The annual handling capacity of the vessel is 2.6 billion cubic meters. The terminal can accommodate all ship sizes from 3,500 to 265,000 cubic meters.

=== Floating storage and regasification unit ===
The floating storage and regasification unit (FSRU) vessel consists of LNG storage tanks, equipment for LNG loading and unloading and LNG regasification equipment. All processes on board are monitored by the operator from the central control room while autonomous safety systems are in operation in case of fire and gas occurrence. The FSRU vessel is equipped with four LNG storage tanks with a total capacity of 140,206 m3, three LNG regasification units with a maximum regasification rate of 451,840 m3/h and with power plant which generates electricity for the purpose of operating the terminal.
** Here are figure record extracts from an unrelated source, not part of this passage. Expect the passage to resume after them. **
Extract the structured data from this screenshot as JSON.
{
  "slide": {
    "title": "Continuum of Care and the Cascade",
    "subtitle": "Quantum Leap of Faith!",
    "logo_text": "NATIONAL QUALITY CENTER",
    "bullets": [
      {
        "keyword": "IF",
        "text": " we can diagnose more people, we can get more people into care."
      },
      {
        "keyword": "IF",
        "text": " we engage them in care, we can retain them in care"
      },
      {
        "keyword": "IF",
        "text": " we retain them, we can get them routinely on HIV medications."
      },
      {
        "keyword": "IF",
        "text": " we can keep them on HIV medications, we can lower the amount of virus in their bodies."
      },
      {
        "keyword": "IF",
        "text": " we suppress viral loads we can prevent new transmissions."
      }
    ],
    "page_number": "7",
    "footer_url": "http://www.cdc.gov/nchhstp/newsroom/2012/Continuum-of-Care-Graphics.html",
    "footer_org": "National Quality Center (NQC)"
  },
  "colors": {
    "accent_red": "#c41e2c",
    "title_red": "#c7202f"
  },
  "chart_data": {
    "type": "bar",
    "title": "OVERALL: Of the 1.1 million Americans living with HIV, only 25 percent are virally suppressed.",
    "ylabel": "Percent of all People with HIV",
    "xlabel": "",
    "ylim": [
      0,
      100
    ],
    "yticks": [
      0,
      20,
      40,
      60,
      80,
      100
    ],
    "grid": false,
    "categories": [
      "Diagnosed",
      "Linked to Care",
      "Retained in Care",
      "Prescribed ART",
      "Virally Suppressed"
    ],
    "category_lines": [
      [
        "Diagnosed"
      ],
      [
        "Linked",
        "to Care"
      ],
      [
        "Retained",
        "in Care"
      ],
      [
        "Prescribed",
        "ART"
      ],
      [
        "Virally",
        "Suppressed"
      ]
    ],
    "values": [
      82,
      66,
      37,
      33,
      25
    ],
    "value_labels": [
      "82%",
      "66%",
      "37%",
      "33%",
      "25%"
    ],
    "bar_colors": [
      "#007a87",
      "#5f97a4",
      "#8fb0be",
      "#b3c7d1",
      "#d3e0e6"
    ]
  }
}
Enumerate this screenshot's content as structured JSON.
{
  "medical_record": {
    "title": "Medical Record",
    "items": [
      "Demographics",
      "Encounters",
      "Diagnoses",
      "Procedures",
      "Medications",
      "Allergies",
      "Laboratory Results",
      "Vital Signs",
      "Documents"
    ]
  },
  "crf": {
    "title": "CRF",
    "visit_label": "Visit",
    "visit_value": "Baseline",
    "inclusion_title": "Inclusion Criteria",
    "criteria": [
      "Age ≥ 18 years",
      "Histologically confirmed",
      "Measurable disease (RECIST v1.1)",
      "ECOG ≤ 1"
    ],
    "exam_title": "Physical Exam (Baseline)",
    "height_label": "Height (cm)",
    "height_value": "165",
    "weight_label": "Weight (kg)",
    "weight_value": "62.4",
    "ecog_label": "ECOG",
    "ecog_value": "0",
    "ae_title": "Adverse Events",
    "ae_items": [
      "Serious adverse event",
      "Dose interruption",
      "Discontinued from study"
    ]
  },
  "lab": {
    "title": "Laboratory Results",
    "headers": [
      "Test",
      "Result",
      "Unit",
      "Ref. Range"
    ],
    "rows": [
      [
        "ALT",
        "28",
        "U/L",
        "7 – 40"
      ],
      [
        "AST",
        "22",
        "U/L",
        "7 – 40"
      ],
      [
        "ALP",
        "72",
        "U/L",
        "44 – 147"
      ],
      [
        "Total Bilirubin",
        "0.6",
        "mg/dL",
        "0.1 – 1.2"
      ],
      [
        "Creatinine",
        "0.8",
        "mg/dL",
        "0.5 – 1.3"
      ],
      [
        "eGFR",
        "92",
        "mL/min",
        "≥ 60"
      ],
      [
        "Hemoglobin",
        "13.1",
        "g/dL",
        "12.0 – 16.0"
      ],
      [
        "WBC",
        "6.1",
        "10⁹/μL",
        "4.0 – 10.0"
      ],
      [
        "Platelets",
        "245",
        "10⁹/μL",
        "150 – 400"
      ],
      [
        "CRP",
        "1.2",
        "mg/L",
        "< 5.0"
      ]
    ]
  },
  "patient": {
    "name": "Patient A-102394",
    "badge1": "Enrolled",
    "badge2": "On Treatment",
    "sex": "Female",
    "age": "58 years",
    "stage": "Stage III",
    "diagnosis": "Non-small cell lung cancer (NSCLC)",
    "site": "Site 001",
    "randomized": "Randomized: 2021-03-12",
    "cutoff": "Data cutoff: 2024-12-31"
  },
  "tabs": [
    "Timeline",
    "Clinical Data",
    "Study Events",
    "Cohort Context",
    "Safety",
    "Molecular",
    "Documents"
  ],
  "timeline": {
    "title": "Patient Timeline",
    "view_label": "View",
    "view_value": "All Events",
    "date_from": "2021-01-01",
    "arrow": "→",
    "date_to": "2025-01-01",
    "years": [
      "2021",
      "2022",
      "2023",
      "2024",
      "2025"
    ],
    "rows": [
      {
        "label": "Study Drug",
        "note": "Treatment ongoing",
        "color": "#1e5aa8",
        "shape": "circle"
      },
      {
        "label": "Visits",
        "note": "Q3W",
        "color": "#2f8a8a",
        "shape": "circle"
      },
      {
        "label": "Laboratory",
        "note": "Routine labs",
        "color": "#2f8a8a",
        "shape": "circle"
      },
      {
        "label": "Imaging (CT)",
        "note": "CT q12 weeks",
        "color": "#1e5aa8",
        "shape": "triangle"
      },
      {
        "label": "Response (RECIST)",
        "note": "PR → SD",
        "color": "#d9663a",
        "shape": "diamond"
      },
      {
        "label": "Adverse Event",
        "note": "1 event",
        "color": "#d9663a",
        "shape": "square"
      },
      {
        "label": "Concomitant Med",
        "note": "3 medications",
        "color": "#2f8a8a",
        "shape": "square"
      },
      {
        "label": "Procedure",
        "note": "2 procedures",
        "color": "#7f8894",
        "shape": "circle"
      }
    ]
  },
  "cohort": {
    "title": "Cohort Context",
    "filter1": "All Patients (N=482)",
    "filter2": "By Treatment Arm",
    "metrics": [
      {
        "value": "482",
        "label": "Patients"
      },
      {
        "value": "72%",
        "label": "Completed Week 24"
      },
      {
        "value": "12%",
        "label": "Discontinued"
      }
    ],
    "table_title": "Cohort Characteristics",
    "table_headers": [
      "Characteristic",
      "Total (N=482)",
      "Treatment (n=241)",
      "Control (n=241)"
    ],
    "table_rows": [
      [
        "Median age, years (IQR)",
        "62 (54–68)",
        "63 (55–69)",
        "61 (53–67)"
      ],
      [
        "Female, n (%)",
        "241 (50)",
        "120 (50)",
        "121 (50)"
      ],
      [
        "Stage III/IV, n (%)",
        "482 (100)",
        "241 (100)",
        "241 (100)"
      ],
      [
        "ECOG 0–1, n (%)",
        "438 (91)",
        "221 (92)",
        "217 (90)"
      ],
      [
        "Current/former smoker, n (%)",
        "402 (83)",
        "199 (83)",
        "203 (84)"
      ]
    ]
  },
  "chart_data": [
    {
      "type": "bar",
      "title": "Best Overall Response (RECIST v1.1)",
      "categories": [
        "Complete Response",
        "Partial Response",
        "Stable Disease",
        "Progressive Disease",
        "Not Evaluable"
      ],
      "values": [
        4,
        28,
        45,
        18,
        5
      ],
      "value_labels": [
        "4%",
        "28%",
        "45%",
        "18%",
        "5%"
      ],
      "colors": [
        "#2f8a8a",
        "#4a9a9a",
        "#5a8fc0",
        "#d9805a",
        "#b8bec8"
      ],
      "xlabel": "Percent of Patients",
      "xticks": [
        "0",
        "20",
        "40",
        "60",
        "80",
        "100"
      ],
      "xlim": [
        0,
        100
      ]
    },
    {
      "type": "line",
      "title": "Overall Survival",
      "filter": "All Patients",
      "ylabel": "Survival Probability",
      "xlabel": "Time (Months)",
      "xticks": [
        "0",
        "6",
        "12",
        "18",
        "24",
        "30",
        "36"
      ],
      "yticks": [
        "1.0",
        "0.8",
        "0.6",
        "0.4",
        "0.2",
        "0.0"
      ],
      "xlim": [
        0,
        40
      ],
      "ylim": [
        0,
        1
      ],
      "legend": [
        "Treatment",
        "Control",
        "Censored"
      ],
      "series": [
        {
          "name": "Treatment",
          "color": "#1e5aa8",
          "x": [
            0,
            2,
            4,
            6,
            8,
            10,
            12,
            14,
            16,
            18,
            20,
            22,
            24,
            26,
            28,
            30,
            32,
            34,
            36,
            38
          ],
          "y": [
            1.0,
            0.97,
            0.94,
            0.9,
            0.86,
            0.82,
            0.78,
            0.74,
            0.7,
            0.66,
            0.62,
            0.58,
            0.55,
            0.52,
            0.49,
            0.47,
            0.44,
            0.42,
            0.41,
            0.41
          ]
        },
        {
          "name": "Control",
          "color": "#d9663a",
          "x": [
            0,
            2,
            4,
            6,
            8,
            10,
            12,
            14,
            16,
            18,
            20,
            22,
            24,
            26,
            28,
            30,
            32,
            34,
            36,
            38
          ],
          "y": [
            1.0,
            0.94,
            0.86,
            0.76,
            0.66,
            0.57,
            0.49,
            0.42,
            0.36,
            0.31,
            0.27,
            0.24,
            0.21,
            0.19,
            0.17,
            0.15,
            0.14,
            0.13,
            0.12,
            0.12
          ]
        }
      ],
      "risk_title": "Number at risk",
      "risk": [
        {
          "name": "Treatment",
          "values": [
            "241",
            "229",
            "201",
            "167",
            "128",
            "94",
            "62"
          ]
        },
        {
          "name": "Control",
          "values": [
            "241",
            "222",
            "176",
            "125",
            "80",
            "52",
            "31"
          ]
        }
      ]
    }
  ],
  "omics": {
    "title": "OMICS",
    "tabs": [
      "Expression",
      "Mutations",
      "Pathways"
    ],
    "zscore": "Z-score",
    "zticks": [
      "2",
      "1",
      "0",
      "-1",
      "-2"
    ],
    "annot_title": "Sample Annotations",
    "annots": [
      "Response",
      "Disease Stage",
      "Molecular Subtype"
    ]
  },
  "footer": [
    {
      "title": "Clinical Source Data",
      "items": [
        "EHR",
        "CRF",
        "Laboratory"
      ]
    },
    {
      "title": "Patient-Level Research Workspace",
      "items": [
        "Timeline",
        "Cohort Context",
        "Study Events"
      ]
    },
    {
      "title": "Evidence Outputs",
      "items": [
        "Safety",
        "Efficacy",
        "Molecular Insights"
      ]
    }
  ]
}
Regasification of LNG is performed by exchanging the heat of seawater and LNG over glycol as an intermediate fluid. Seawater transfers its heat to glycol and is afterwards discharged back to the sea without any treatment. The glycol afterwards transfers heat to the LNG which is regasified during this process. Natural gas is then through high-pressure offloading arms, delivered to the gas transmission system of the Republic of Croatia.

=== Onshore part of the terminal ===
The onshore part of the LNG terminal consists of the jetty head, breasting dolphins for FSRU berthing, mooring dolphins for FSRU and LNG carrier berthing, quick release hooks, the access bridge, the high-pressure offloading arms with connecting pipeline, pig launching station, firefighting system, terminal control building, and associated facilities. The FSRU vessel is moored to the jetty and connected to the high-pressure offloading arms through which natural gas enters the connecting pipeline. In addition to the mooring of the FSRU, the jetty is also designed for the indirect acceptance of the LNG carrier, which is moored side by side to the FSRU vessel during transfer of the LNG.

Jetty head is the main part of the jetty, constructed as a platform on concrete piles. High pressure offloading arms with a connection to the connecting pipeline are located on the top part of the jetty head. The natural gas is transported through the connecting pipeline to the Omišalj gas node where the connecting pipeline is connected to transmission system of the Republic of Croatia. Breasting dolphins for FSRU vessel berthing are constructed on concrete piles, equipped with fenders for safe berthing of the FSRU vessel.

The mooring dolphins for FSRU vessel and LNG carrier mooring are constructed on concrete piles, equipped with quick release hook mooring system to carry out unmooring of FSRU vessel in a safe and fast way in case of emergency. The jetty head, breasting dolphins and mooring dolphins for FSRU and LNG carrier berthing are connected by catwalks. A 90 m access bridge, with access pavement and sidewalk, connects the jetty head with onshore part of the jetty.

The connecting gas pipeline, with nominal diameter 1.000 mm and operating pressure of 100 bar is 4.2 km long. Starting point of the connecting pipeline is located at the jetty head and the end point is located on the Omišalj gas node. Main function of the connecting pipeline is send-out of the natural gas from terminal and its delivery to transmission system of the Republic of Croatia.

The connecting water supply line, with nominal diameter 90 mm and with a total length of 2.5 km is connected to the public water supply system at manhole near the state road D102. Main function of the water supply system is to provide water on the LNG facility for sanitary purposes, as well as for the filling of terminal firefighting water tank.

==Project company==
The project is developed by LNG Hrvatska. The shareholders of the company are:
- Hrvatska elektroprivreda (HEP) d.d. 75%
- Plinacro d.o.o. 25%

Both of the shareholders are in 100% ownership of the Republic of Croatia. The managing director of the company is Ivan Fugaš, since 1 June 2023.